Auf der aktuellen Absichtsliste der Republik Österreich für künftige Stätten sei der Steinhof jedenfalls nicht vertreten, so Lipp. Damit ein solcher Antrag nicht völlig aussichtslos ist, müsste aber rasch politisch gehandelt werden: "Man müsste sich jetzt mit aller Macht drauflegen. Und das hieße auch, das Einfrieren aller Vorhaben, die am Steinhof geplant sind." Nicht zuletzt brauche es eine umfassende Studie über die Einzigartigkeit des Ensembles - sowie ein gemeinsames Vorgehen von Stadt und Republik, die letztlich den Antrag nach Paris zur Unesco bringen muss. Hier freilich gibt es laut dem Icomos-Präsidenten die nächste Hürde: "Die Welterbe-Politik der Republik Österreich ist nicht sehr aktiv. Anstatt offensiv zu sein, wartet man immer nur, wo sich eine Willensbildung zeigt."
Grüne wollten Welterbe 2006
Bestes Beispiel sei der steirische Erzberg, dem vor Jahren große Chancen für das Welterbe-Prädikat eingeräumt wurden, was auch eine Studie untermauert habe. "Weil dann die Eigentümer und die steirische Landespolitik dagegen waren, hat man sich einfach damit abgefunden. Und das ist eine Schande, weil die Republik sagen sollte, dass wir uns um solche herausragende Denkmäler bemühen", kritisiert Lipp.

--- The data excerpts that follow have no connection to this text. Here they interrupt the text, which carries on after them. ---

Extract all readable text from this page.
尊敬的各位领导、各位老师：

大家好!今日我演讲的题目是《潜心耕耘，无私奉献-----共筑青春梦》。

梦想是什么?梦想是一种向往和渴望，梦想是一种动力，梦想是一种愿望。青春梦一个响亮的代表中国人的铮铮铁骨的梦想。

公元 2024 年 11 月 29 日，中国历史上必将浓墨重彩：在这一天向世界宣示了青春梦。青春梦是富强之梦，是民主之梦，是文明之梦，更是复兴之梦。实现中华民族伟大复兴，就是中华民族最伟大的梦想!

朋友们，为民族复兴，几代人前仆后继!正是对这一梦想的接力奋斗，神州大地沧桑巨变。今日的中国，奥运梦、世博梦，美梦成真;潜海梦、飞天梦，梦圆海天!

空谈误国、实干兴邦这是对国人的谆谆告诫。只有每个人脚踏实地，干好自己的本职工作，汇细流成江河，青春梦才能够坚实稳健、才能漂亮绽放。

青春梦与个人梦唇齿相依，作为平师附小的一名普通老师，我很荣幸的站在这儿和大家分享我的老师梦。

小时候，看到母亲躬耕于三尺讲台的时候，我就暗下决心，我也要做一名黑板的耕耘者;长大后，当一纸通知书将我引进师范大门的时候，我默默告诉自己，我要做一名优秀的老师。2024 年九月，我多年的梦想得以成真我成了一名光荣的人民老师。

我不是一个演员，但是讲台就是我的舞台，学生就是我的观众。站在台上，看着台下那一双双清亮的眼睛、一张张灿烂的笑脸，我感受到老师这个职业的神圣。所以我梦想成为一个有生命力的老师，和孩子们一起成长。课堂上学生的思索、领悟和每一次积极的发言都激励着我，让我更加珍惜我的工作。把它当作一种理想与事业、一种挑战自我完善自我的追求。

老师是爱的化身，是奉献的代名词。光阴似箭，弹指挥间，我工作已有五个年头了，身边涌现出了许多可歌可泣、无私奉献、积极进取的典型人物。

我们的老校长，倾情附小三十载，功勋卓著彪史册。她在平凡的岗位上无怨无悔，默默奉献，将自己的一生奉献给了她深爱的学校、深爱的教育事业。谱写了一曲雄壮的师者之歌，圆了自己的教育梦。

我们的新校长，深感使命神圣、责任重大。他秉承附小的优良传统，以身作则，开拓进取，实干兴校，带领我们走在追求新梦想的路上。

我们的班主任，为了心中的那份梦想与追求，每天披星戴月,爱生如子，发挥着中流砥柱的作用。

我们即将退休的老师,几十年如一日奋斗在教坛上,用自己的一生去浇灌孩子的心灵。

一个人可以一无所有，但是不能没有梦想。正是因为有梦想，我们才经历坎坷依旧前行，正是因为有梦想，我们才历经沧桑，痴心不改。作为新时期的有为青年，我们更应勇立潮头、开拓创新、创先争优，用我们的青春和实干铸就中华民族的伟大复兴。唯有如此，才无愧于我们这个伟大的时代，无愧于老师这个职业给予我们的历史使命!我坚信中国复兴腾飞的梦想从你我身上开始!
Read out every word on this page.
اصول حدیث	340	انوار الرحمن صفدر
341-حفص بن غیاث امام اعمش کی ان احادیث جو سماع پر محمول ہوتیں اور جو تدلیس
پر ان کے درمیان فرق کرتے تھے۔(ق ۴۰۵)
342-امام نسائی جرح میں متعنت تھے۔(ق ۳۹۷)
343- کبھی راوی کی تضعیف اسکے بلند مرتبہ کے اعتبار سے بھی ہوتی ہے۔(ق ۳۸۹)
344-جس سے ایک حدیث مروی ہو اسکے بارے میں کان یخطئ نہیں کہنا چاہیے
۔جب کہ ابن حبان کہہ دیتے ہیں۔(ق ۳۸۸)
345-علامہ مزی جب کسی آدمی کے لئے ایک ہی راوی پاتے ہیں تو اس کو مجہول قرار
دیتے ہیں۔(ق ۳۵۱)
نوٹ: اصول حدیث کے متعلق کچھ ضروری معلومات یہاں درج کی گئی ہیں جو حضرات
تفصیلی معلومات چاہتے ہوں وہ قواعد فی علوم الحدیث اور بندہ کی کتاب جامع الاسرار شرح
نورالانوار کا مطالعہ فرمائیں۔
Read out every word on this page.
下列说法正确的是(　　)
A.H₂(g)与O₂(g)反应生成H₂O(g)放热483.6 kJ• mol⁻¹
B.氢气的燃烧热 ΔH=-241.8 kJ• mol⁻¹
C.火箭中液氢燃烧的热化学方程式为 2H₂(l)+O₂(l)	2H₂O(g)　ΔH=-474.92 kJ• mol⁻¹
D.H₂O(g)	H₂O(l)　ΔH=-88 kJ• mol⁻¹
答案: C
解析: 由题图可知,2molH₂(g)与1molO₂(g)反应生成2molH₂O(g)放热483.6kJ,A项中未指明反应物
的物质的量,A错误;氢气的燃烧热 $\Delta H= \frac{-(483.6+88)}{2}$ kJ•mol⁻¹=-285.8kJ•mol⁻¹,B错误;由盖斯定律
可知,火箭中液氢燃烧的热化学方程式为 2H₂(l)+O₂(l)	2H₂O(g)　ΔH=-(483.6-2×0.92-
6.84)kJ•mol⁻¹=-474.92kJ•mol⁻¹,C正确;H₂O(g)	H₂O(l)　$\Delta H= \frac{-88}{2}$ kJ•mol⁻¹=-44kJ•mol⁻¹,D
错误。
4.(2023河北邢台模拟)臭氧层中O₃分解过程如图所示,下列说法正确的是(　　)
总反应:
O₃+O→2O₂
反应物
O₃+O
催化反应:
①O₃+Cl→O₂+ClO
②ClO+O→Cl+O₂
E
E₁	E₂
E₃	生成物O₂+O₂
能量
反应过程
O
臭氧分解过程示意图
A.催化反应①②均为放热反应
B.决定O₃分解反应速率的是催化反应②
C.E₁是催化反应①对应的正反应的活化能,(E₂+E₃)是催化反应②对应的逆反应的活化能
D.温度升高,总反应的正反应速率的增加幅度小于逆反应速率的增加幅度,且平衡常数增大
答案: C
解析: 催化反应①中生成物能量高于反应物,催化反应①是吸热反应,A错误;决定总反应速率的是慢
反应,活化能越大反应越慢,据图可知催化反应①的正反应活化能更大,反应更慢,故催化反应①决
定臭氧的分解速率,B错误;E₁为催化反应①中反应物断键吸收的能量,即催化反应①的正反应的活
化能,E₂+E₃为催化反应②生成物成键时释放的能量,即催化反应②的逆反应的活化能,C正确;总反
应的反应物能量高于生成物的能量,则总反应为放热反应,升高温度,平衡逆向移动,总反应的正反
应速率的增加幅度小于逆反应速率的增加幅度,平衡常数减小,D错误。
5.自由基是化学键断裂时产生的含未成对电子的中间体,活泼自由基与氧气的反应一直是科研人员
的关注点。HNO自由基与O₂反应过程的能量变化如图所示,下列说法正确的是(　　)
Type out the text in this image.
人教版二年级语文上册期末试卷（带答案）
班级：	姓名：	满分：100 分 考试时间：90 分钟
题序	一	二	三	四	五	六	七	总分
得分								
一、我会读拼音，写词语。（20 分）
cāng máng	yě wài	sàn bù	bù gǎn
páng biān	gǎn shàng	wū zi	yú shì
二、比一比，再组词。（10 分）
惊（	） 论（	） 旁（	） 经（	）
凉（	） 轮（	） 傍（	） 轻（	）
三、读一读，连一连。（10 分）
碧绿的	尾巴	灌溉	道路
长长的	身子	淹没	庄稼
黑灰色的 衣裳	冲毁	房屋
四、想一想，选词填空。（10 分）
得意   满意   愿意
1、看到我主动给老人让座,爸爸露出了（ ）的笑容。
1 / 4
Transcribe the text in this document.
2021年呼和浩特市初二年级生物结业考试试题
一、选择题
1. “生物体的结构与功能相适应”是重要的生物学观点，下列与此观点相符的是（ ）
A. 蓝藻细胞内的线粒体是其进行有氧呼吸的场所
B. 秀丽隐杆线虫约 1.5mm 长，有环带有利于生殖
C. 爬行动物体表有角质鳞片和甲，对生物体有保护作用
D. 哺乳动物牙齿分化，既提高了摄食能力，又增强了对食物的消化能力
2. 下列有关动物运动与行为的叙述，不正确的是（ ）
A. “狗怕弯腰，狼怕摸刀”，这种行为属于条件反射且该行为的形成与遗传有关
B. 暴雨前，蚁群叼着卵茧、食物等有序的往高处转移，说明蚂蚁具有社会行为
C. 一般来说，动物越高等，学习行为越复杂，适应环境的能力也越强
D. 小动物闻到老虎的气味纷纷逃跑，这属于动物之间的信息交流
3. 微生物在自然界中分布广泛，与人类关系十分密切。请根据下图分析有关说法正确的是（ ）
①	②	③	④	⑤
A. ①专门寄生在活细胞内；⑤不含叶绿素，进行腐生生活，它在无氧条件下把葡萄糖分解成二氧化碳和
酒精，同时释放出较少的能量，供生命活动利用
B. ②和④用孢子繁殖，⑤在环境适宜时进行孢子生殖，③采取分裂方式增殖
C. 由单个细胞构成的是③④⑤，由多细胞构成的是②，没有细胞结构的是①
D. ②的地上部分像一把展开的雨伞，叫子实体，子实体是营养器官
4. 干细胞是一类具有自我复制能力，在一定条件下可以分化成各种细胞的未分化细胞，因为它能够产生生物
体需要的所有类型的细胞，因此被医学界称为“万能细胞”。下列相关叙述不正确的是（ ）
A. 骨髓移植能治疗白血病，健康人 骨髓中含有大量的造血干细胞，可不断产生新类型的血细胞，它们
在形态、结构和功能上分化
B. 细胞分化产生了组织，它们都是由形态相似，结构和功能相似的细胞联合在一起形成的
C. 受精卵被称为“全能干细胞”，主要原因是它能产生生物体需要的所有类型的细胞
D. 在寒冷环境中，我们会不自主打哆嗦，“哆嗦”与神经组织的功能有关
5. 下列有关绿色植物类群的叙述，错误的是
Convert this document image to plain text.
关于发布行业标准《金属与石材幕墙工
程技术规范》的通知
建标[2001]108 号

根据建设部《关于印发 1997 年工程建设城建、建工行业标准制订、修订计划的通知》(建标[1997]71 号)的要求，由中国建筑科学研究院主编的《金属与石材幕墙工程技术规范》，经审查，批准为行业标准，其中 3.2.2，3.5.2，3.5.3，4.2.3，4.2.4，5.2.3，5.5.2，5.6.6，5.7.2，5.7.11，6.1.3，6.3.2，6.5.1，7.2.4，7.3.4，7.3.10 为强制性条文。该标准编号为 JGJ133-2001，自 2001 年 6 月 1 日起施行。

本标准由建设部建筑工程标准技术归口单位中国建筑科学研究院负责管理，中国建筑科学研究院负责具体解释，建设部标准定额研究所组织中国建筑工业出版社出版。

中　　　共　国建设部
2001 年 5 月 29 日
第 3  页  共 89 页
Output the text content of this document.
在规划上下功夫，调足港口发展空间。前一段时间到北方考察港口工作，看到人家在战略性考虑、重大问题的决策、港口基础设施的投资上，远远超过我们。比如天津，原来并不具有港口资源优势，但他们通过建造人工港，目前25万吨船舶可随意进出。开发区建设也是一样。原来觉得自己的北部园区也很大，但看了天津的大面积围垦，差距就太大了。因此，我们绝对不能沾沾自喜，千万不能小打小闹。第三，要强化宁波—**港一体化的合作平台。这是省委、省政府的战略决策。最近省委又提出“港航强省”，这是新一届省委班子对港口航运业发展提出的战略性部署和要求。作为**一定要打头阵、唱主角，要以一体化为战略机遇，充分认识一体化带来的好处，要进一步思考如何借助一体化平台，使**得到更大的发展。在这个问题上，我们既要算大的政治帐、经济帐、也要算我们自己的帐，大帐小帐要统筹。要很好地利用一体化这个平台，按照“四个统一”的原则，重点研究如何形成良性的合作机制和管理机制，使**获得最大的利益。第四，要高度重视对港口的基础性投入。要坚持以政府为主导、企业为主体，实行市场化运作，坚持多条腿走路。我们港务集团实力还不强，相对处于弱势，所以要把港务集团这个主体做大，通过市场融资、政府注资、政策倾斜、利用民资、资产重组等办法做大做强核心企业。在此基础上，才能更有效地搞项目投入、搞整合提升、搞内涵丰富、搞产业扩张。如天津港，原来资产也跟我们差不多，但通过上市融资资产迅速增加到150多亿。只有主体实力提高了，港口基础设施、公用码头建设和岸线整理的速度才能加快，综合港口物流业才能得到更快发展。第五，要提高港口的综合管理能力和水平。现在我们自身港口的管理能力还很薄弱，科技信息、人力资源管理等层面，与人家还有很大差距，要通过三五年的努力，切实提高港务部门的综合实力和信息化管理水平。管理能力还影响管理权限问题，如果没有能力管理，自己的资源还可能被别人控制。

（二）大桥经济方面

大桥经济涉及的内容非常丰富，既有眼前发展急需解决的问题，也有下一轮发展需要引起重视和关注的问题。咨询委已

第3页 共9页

Formal zuständig ist in Wien Planungsstadträtin Maria Vassilakou; nicht unbrisant ist, dass es die Grünen anno 2006 waren, die erstmals den Welterbe-Status für Steinhof gefordert haben. Damals war die Forderung insofern aussichtslos, als SPÖ, ÖVP und FPÖ der Umwidmung zugestimmt haben. Planungssprecher Christoph Chorherr sagt heute: "Ein Instrument, bei dem man frühestens in 5 bis 10 Jahren mit einem Ergebnis rechnen kann, hilft gar nicht weiter. Gefragt sind jetzt Strategien, die Antworten in den kommenden 2 Jahren liefern." Hinter den Kulissen heißt es im Rathaus: "Dieses Ansinnen wird wohl Wunschdenken bleiben."